Newsom's campaign did not immediately reply to a request for comment but the campaign website says he's "standing up for California's values."
"Gavin has been on the leading edge of change, enacting bold reforms that reflect those values - jumpstarting the marriage equality movement, passing universal healthcare and universal pre-k, and advancing first-in-the-nation gun safety and criminal justice reforms," it says. "He believes that California has a responsibility and opportunity to show the country and the world what inclusive, progressive government can achieve."
The first attempt to recall Newsom came two months after he took office and was filed alongside recall attempts taking aim at six other top Democratic officials, including the lieutenant governor, secretary of state and attorney general.
Democrats are fighting back against the recall efforts with a group called Stop the Republican Recall, which is funded primarily by the California Democratic Party and have attempted to tie the recall effort to the Republican Party and the Capitol insurrection on Jan. 6.
Newsom said in an April interview on "The View" that supporters of the recall effort are associated with some far-right groups.
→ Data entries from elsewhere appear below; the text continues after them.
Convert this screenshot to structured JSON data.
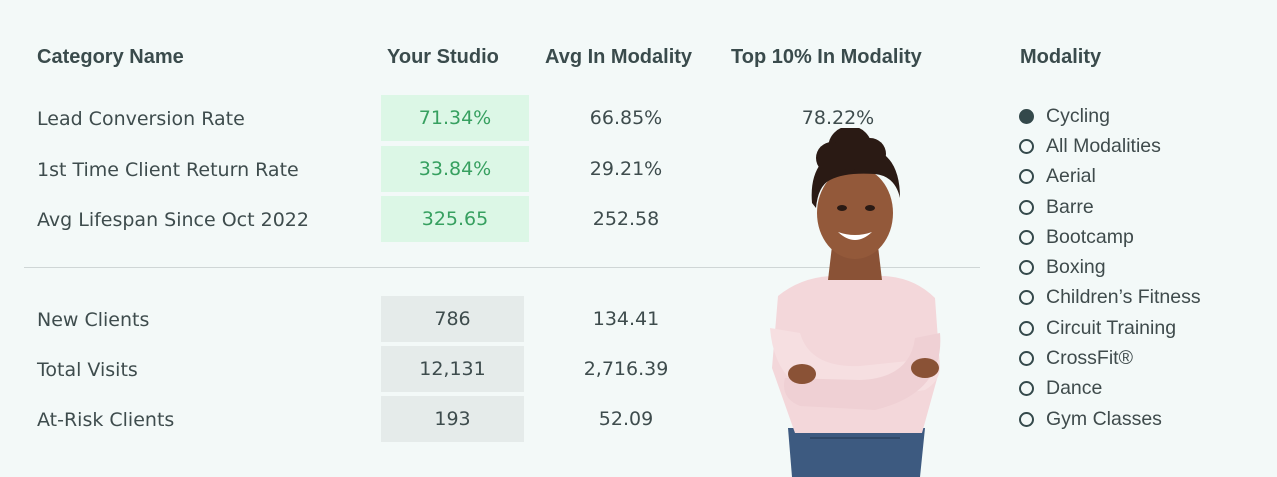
{
  "headers": {
    "category": "Category Name",
    "studio": "Your Studio",
    "avg": "Avg In Modality",
    "top": "Top 10% In Modality",
    "modality": "Modality"
  },
  "metrics_top": [
    {
      "label": "Lead Conversion Rate",
      "studio": "71.34%",
      "avg": "66.85%",
      "top": "78.22%"
    },
    {
      "label": "1st Time Client Return Rate",
      "studio": "33.84%",
      "avg": "29.21%",
      "top": ""
    },
    {
      "label": "Avg Lifespan Since Oct 2022",
      "studio": "325.65",
      "avg": "252.58",
      "top": ""
    }
  ],
  "metrics_bottom": [
    {
      "label": "New Clients",
      "studio": "786",
      "avg": "134.41"
    },
    {
      "label": "Total Visits",
      "studio": "12,131",
      "avg": "2,716.39"
    },
    {
      "label": "At-Risk Clients",
      "studio": "193",
      "avg": "52.09"
    }
  ],
  "modality_options": [
    {
      "label": "Cycling",
      "selected": true
    },
    {
      "label": "All Modalities",
      "selected": false
    },
    {
      "label": "Aerial",
      "selected": false
    },
    {
      "label": "Barre",
      "selected": false
    },
    {
      "label": "Bootcamp",
      "selected": false
    },
    {
      "label": "Boxing",
      "selected": false
    },
    {
      "label": "Children’s Fitness",
      "selected": false
    },
    {
      "label": "Circuit Training",
      "selected": false
    },
    {
      "label": "CrossFit®",
      "selected": false
    },
    {
      "label": "Dance",
      "selected": false
    },
    {
      "label": "Gym Classes",
      "selected": false
    }
  ],
  "colors": {
    "background": "#f3f9f8",
    "good_fill": "#dcf7e6",
    "good_text": "#37a060",
    "neutral_fill": "#e5ebea",
    "radio": "#34494b"
  }
}
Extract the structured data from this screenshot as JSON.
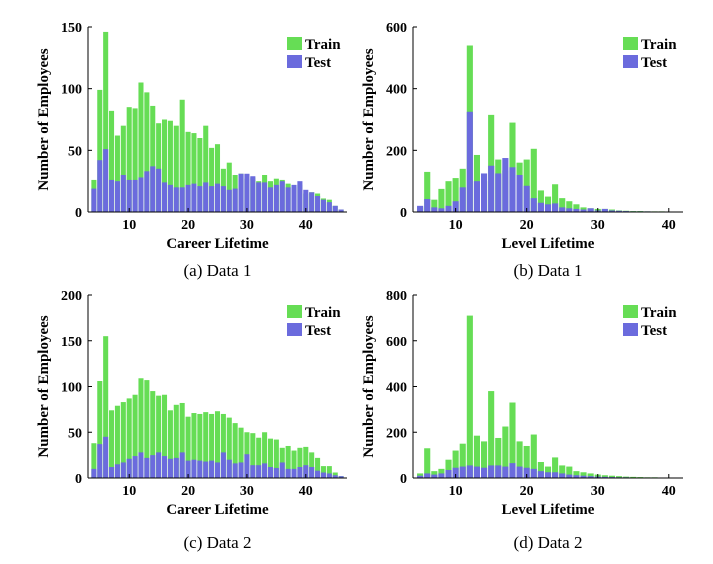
{
  "colors": {
    "train": "#66dd55",
    "test": "#6b6bdd",
    "axis": "#000000"
  },
  "legend": {
    "train_label": "Train",
    "test_label": "Test"
  },
  "chart_data": [
    {
      "type": "bar",
      "stacking": "overlay",
      "caption": "(a)  Data 1",
      "xlabel": "Career Lifetime",
      "ylabel": "Number of Employees",
      "xlim": [
        3,
        47
      ],
      "ylim": [
        0,
        150
      ],
      "xticks": [
        10,
        20,
        30,
        40
      ],
      "yticks": [
        0,
        50,
        100,
        150
      ],
      "legend_position": "top-right",
      "x": [
        4,
        5,
        6,
        7,
        8,
        9,
        10,
        11,
        12,
        13,
        14,
        15,
        16,
        17,
        18,
        19,
        20,
        21,
        22,
        23,
        24,
        25,
        26,
        27,
        28,
        29,
        30,
        31,
        32,
        33,
        34,
        35,
        36,
        37,
        38,
        39,
        40,
        41,
        42,
        43,
        44,
        45,
        46
      ],
      "series": [
        {
          "name": "Train",
          "values": [
            26,
            99,
            146,
            82,
            62,
            70,
            85,
            84,
            105,
            97,
            86,
            72,
            75,
            74,
            70,
            91,
            65,
            64,
            60,
            70,
            52,
            55,
            35,
            40,
            30,
            31,
            27,
            28,
            25,
            30,
            25,
            27,
            26,
            23,
            20,
            22,
            15,
            16,
            15,
            11,
            10,
            5,
            2
          ]
        },
        {
          "name": "Test",
          "values": [
            19,
            42,
            51,
            26,
            25,
            30,
            26,
            26,
            28,
            33,
            37,
            35,
            24,
            22,
            20,
            20,
            22,
            23,
            21,
            24,
            21,
            23,
            21,
            18,
            19,
            31,
            31,
            29,
            24,
            24,
            20,
            22,
            25,
            20,
            22,
            25,
            18,
            16,
            13,
            10,
            8,
            5,
            2
          ]
        }
      ]
    },
    {
      "type": "bar",
      "stacking": "overlay",
      "caption": "(b)  Data 1",
      "xlabel": "Level Lifetime",
      "ylabel": "Number of Employees",
      "xlim": [
        4,
        42
      ],
      "ylim": [
        0,
        600
      ],
      "xticks": [
        10,
        20,
        30,
        40
      ],
      "yticks": [
        0,
        200,
        400,
        600
      ],
      "legend_position": "top-right",
      "x": [
        5,
        6,
        7,
        8,
        9,
        10,
        11,
        12,
        13,
        14,
        15,
        16,
        17,
        18,
        19,
        20,
        21,
        22,
        23,
        24,
        25,
        26,
        27,
        28,
        29,
        30,
        31,
        32,
        33,
        34,
        35,
        36,
        37,
        38,
        39,
        40,
        41
      ],
      "series": [
        {
          "name": "Train",
          "values": [
            15,
            130,
            40,
            75,
            100,
            110,
            140,
            540,
            185,
            100,
            315,
            170,
            135,
            290,
            160,
            170,
            205,
            70,
            50,
            90,
            45,
            35,
            25,
            15,
            12,
            10,
            10,
            8,
            5,
            4,
            3,
            3,
            2,
            2,
            2,
            1,
            1
          ]
        },
        {
          "name": "Test",
          "values": [
            20,
            42,
            15,
            12,
            20,
            35,
            80,
            325,
            100,
            125,
            150,
            125,
            175,
            145,
            120,
            85,
            45,
            30,
            25,
            28,
            15,
            12,
            10,
            8,
            12,
            5,
            10,
            5,
            4,
            3,
            2,
            2,
            2,
            1,
            1,
            1,
            1
          ]
        }
      ]
    },
    {
      "type": "bar",
      "stacking": "overlay",
      "caption": "(c)  Data 2",
      "xlabel": "Career Lifetime",
      "ylabel": "Number of Employees",
      "xlim": [
        3,
        47
      ],
      "ylim": [
        0,
        200
      ],
      "xticks": [
        10,
        20,
        30,
        40
      ],
      "yticks": [
        0,
        50,
        100,
        150,
        200
      ],
      "legend_position": "top-right",
      "x": [
        4,
        5,
        6,
        7,
        8,
        9,
        10,
        11,
        12,
        13,
        14,
        15,
        16,
        17,
        18,
        19,
        20,
        21,
        22,
        23,
        24,
        25,
        26,
        27,
        28,
        29,
        30,
        31,
        32,
        33,
        34,
        35,
        36,
        37,
        38,
        39,
        40,
        41,
        42,
        43,
        44,
        45,
        46
      ],
      "series": [
        {
          "name": "Train",
          "values": [
            38,
            106,
            155,
            74,
            79,
            83,
            87,
            91,
            109,
            107,
            95,
            90,
            91,
            74,
            80,
            82,
            67,
            71,
            70,
            72,
            70,
            73,
            70,
            66,
            60,
            55,
            50,
            49,
            44,
            50,
            43,
            42,
            33,
            35,
            30,
            33,
            34,
            28,
            22,
            13,
            13,
            6,
            2
          ]
        },
        {
          "name": "Test",
          "values": [
            10,
            37,
            45,
            12,
            15,
            17,
            21,
            24,
            28,
            22,
            25,
            28,
            24,
            21,
            22,
            28,
            19,
            20,
            19,
            18,
            19,
            17,
            28,
            20,
            16,
            17,
            26,
            14,
            14,
            16,
            12,
            11,
            17,
            10,
            10,
            12,
            14,
            12,
            8,
            6,
            5,
            3,
            2
          ]
        }
      ]
    },
    {
      "type": "bar",
      "stacking": "overlay",
      "caption": "(d)  Data 2",
      "xlabel": "Level Lifetime",
      "ylabel": "Number of Employees",
      "xlim": [
        4,
        42
      ],
      "ylim": [
        0,
        800
      ],
      "xticks": [
        10,
        20,
        30,
        40
      ],
      "yticks": [
        0,
        200,
        400,
        600,
        800
      ],
      "legend_position": "top-right",
      "x": [
        5,
        6,
        7,
        8,
        9,
        10,
        11,
        12,
        13,
        14,
        15,
        16,
        17,
        18,
        19,
        20,
        21,
        22,
        23,
        24,
        25,
        26,
        27,
        28,
        29,
        30,
        31,
        32,
        33,
        34,
        35,
        36,
        37,
        38,
        39,
        40,
        41
      ],
      "series": [
        {
          "name": "Train",
          "values": [
            20,
            130,
            30,
            40,
            80,
            120,
            150,
            710,
            185,
            160,
            380,
            175,
            225,
            330,
            160,
            140,
            190,
            70,
            50,
            90,
            55,
            50,
            30,
            25,
            20,
            15,
            12,
            10,
            8,
            6,
            5,
            4,
            3,
            3,
            2,
            2,
            1
          ]
        },
        {
          "name": "Test",
          "values": [
            10,
            20,
            15,
            20,
            35,
            45,
            50,
            55,
            50,
            45,
            55,
            55,
            50,
            65,
            50,
            45,
            40,
            30,
            25,
            25,
            20,
            15,
            12,
            10,
            8,
            6,
            5,
            4,
            3,
            3,
            2,
            2,
            2,
            1,
            1,
            1,
            1
          ]
        }
      ]
    }
  ]
}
On Thursday, co-host Joy Behar asked Jenner why she is pursuing the state's highest elected position when she has not ever held elected office.
"First of all, I am an outsider. I get that. We are in a state that is controlled by the Gavin Newsom's of the world, and things have to change. And being an outsider, I think is a good thing," she said. "I know it's a tough road, as a Republican to win in the bluest of blue states, but I'm not your average Republican."
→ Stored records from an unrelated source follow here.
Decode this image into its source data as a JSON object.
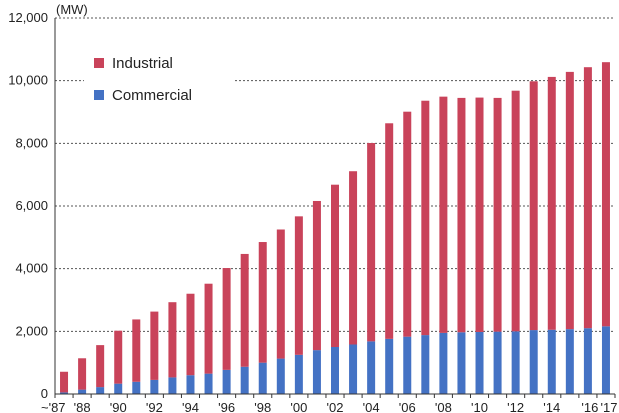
{
  "chart_data": {
    "type": "bar",
    "stacked": true,
    "unit_label": "(MW)",
    "categories": [
      "~'87",
      "'88",
      "'89",
      "'90",
      "'91",
      "'92",
      "'93",
      "'94",
      "'95",
      "'96",
      "'97",
      "'98",
      "'99",
      "'00",
      "'01",
      "'02",
      "'03",
      "'04",
      "'05",
      "'06",
      "'07",
      "'08",
      "'09",
      "'10",
      "'11",
      "'12",
      "'13",
      "'14",
      "'15",
      "'16",
      "'17"
    ],
    "x_tick_labels": [
      "~'87",
      "'88",
      "",
      "'90",
      "",
      "'92",
      "",
      "'94",
      "",
      "'96",
      "",
      "'98",
      "",
      "'00",
      "",
      "'02",
      "",
      "'04",
      "",
      "'06",
      "",
      "'08",
      "",
      "'10",
      "",
      "'12",
      "",
      "'14",
      "",
      "'16",
      "'17"
    ],
    "series": [
      {
        "name": "Commercial",
        "color": "#4472c4",
        "values": [
          50,
          140,
          220,
          330,
          390,
          450,
          530,
          600,
          650,
          770,
          870,
          1000,
          1130,
          1250,
          1400,
          1500,
          1580,
          1680,
          1760,
          1830,
          1880,
          1950,
          1970,
          1980,
          1990,
          2000,
          2040,
          2050,
          2070,
          2100,
          2160
        ]
      },
      {
        "name": "Industrial",
        "color": "#c9435a",
        "values": [
          660,
          1000,
          1340,
          1690,
          1990,
          2180,
          2400,
          2600,
          2870,
          3250,
          3600,
          3850,
          4120,
          4420,
          4760,
          5180,
          5530,
          6330,
          6880,
          7180,
          7480,
          7540,
          7480,
          7480,
          7460,
          7680,
          7940,
          8070,
          8210,
          8330,
          8430
        ]
      }
    ],
    "ylim": [
      0,
      12000
    ],
    "y_ticks": [
      0,
      2000,
      4000,
      6000,
      8000,
      10000,
      12000
    ],
    "y_tick_labels": [
      "0",
      "2,000",
      "4,000",
      "6,000",
      "8,000",
      "10,000",
      "12,000"
    ],
    "grid": "dotted horizontal",
    "legend_position": "top-left",
    "legend": [
      "Industrial",
      "Commercial"
    ]
  }
}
In California, Democrats outnumber Republicans by a nearly 2-to-1 margin, and it could be difficult for a former Trump supporter to find a path. Jenner said she voted for Trump in 2016 before revoking her support in a 2018 op-ed published in The Washington Post over him "relentlessly" attacking the trans community.
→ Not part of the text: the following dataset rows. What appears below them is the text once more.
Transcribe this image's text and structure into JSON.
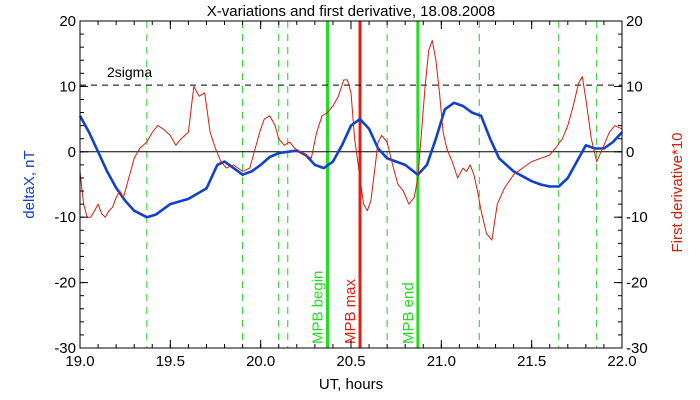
{
  "chart_data": {
    "type": "line",
    "title": "X-variations and first derivative, 18.08.2008",
    "xlabel": "UT, hours",
    "ylabel_left": "deltaX, nT",
    "ylabel_right": "First derivative*10",
    "xlim": [
      19.0,
      22.0
    ],
    "ylim": [
      -30,
      20
    ],
    "xticks": [
      "19.0",
      "19.5",
      "20.0",
      "20.5",
      "21.0",
      "21.5",
      "22.0"
    ],
    "yticks": [
      "20",
      "10",
      "0",
      "-10",
      "-20",
      "-30"
    ],
    "zero_line": 0,
    "threshold": {
      "label": "2sigma",
      "value": 10.2
    },
    "dashed_markers_x": [
      19.37,
      19.9,
      20.1,
      20.15,
      20.7,
      21.21,
      21.65,
      21.86
    ],
    "markers": [
      {
        "label": "MPB begin",
        "x": 20.37,
        "color": "#22dd22"
      },
      {
        "label": "MPB max",
        "x": 20.55,
        "color": "#e02010"
      },
      {
        "label": "MPB end",
        "x": 20.87,
        "color": "#22dd22"
      }
    ],
    "series": [
      {
        "axis": "left",
        "color": "#1040d0",
        "x": [
          19.0,
          19.05,
          19.1,
          19.15,
          19.2,
          19.25,
          19.3,
          19.37,
          19.42,
          19.5,
          19.6,
          19.7,
          19.76,
          19.8,
          19.85,
          19.9,
          19.95,
          20.0,
          20.05,
          20.1,
          20.15,
          20.2,
          20.25,
          20.3,
          20.35,
          20.4,
          20.45,
          20.5,
          20.55,
          20.6,
          20.65,
          20.7,
          20.75,
          20.8,
          20.87,
          20.92,
          20.97,
          21.02,
          21.07,
          21.12,
          21.17,
          21.22,
          21.27,
          21.32,
          21.4,
          21.5,
          21.55,
          21.6,
          21.65,
          21.7,
          21.75,
          21.8,
          21.85,
          21.9,
          21.95,
          22.0
        ],
        "y": [
          5.5,
          3.0,
          0.0,
          -3.0,
          -5.5,
          -7.5,
          -9.0,
          -10.0,
          -9.6,
          -8.0,
          -7.2,
          -5.6,
          -2.0,
          -1.5,
          -2.5,
          -3.5,
          -3.0,
          -2.0,
          -0.8,
          -0.2,
          0.0,
          0.2,
          -0.5,
          -2.0,
          -2.5,
          -1.5,
          1.0,
          4.0,
          5.0,
          3.5,
          0.5,
          -1.0,
          -1.5,
          -2.0,
          -3.5,
          -2.0,
          2.0,
          6.5,
          7.5,
          7.0,
          6.0,
          5.5,
          2.0,
          -1.0,
          -3.0,
          -4.5,
          -5.0,
          -5.3,
          -5.3,
          -4.0,
          -1.5,
          1.0,
          0.5,
          0.5,
          1.5,
          3.0
        ]
      },
      {
        "axis": "right",
        "color": "#d02010",
        "x": [
          19.0,
          19.02,
          19.04,
          19.06,
          19.08,
          19.1,
          19.12,
          19.14,
          19.16,
          19.18,
          19.2,
          19.22,
          19.24,
          19.26,
          19.28,
          19.3,
          19.33,
          19.37,
          19.4,
          19.43,
          19.46,
          19.5,
          19.53,
          19.56,
          19.6,
          19.63,
          19.66,
          19.69,
          19.72,
          19.75,
          19.78,
          19.81,
          19.85,
          19.9,
          19.94,
          19.97,
          20.0,
          20.02,
          20.05,
          20.08,
          20.1,
          20.13,
          20.16,
          20.19,
          20.22,
          20.25,
          20.28,
          20.31,
          20.34,
          20.37,
          20.4,
          20.43,
          20.46,
          20.48,
          20.5,
          20.52,
          20.55,
          20.57,
          20.59,
          20.61,
          20.63,
          20.65,
          20.67,
          20.7,
          20.73,
          20.76,
          20.79,
          20.82,
          20.85,
          20.87,
          20.89,
          20.91,
          20.93,
          20.95,
          20.97,
          20.99,
          21.01,
          21.03,
          21.06,
          21.09,
          21.12,
          21.14,
          21.16,
          21.18,
          21.2,
          21.22,
          21.25,
          21.28,
          21.31,
          21.35,
          21.4,
          21.45,
          21.5,
          21.55,
          21.6,
          21.63,
          21.67,
          21.7,
          21.73,
          21.76,
          21.78,
          21.8,
          21.83,
          21.86,
          21.9,
          21.93,
          21.96,
          22.0
        ],
        "y": [
          -3.0,
          -8.0,
          -10.0,
          -10.0,
          -9.0,
          -8.0,
          -9.5,
          -10.0,
          -9.0,
          -8.5,
          -7.0,
          -6.0,
          -7.0,
          -5.0,
          -3.0,
          -1.0,
          0.5,
          1.5,
          3.0,
          4.0,
          3.5,
          2.5,
          1.0,
          2.0,
          3.0,
          10.0,
          8.5,
          9.0,
          3.0,
          0.5,
          -1.5,
          -2.5,
          -2.0,
          -3.0,
          -2.5,
          0.5,
          3.5,
          5.0,
          5.5,
          4.0,
          2.0,
          1.0,
          1.5,
          0.5,
          0.0,
          -0.5,
          -1.0,
          3.0,
          5.5,
          6.0,
          7.0,
          8.5,
          11.0,
          11.0,
          9.0,
          2.0,
          -4.0,
          -8.0,
          -9.0,
          -7.5,
          -3.0,
          1.5,
          2.5,
          1.5,
          -2.0,
          -5.0,
          -6.0,
          -8.0,
          -7.0,
          -4.0,
          3.0,
          10.0,
          15.5,
          17.0,
          14.0,
          9.0,
          3.0,
          0.5,
          -1.5,
          -4.0,
          -2.5,
          -3.0,
          -2.0,
          -3.5,
          -6.0,
          -9.0,
          -12.5,
          -13.5,
          -8.0,
          -5.5,
          -3.5,
          -2.5,
          -1.5,
          -1.0,
          -0.5,
          0.5,
          2.0,
          4.0,
          7.0,
          10.5,
          11.5,
          8.0,
          2.0,
          -1.5,
          1.0,
          3.0,
          4.0,
          3.5
        ]
      }
    ]
  }
}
But Jenner has built her campaign with the support of Brad Parscale, Trump's former campaign manager. She told co-host Sunny Hostin that she was focused on surrounding herself with the "best group of people."
"I was able to hire some of the best people out there to join the campaign," she said. "And honestly I think I've gotten very, very good advice. They know this arena, they know what's going on. And so I don't make any excuses for anybody. But I feel like I have a good team around me that can lead me to victory."
Jenner did not clear up one point of controversy surrounding her political history. After telling CNN that she did not vote in 2020, a record of her voting history obtained by ABC News from the Los Angeles County registrar shows otherwise.
"In the last 20 years you did not vote in two-thirds of elections," co-host Sunny Hostin told Jenner. "So you haven't really been engaged in the civic process, why should, why should California voters believe in you?"
Despite the opening, Jenner did not address her voting history.
"I'm the best person for the job. I am a common sense person. I also attract a lot of good people. And I would do everything for the people of this state. Gavin Newsom has done nothing but do things for the special interests. And it's wrong, and the people have heard, and that's why he's in a recall right now because he's done such a terrible job," she said.
Behar also asked Jenner if she believes that former Trump won the 2020 election, something many Republicans across the country still question as they pursue post-election reviews to "audit" election results despite multiple recounts or audits that have resulted in the same outcome showing Trump lost.
"I'm not going to get into that. That election is over with. I think Donald Trump did some good things and what I liked about Donald Trump is he was listening, but he was, he was a disrupter when he was president, I want to do the same thing. I want to go in and be a thoughtful disrupter in Sacramento," she said in response.